Dr Robin Bell et Professeur Leo JeffcottCentre de performance et d’imagerie équine Sydney University Veterinary Teaching Hospital Camden
Dans cet article, nous allons tenter de vous donner une vue d’ensemble des problèmes qui peuvent affecter le genou chez le cheval, en passant d’abord en revue l’anatomie, le rôle que joue la conformation, et enfin en discutant plus en détail les conditions les plus courantes qui affectent cette articulation chez le cheval.
Anatomie et conformation
Le genou du cheval est l’une des régions les plus complexes du membre. Cela est dû au fait qu’il y a un certain nombre de petits os et de ligaments qui se combinent tous pour former les trois principales articulations.

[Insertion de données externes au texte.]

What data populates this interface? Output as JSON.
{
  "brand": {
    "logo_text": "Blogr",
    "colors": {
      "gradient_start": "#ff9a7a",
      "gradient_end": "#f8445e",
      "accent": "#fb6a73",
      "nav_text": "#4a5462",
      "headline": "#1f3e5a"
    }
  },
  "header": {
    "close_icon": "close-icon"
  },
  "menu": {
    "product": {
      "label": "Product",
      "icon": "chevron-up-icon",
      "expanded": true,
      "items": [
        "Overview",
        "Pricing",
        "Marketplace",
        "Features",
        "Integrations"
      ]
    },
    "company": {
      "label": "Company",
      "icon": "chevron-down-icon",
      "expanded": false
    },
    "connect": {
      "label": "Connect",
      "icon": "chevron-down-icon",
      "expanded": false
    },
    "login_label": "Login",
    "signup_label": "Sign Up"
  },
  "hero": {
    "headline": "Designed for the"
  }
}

Ce sont les articulations radiocarpienne, intercarpienne et carpométacarpienne. Il y a 9 (et parfois jusqu’à 11) os qui composent ces articulations du genou. Les petits os du genou sont disposés en deux rangées qui s’articulent soit avec le radius en haut du genou, soit avec le canon et les attelles en bas. Ces os sont maintenus ensemble par une série complexe de ligaments qui aident à maintenir la stabilité de l’articulation mais qui agissent aussi comme des amortisseurs de chocs pendant l’exercice.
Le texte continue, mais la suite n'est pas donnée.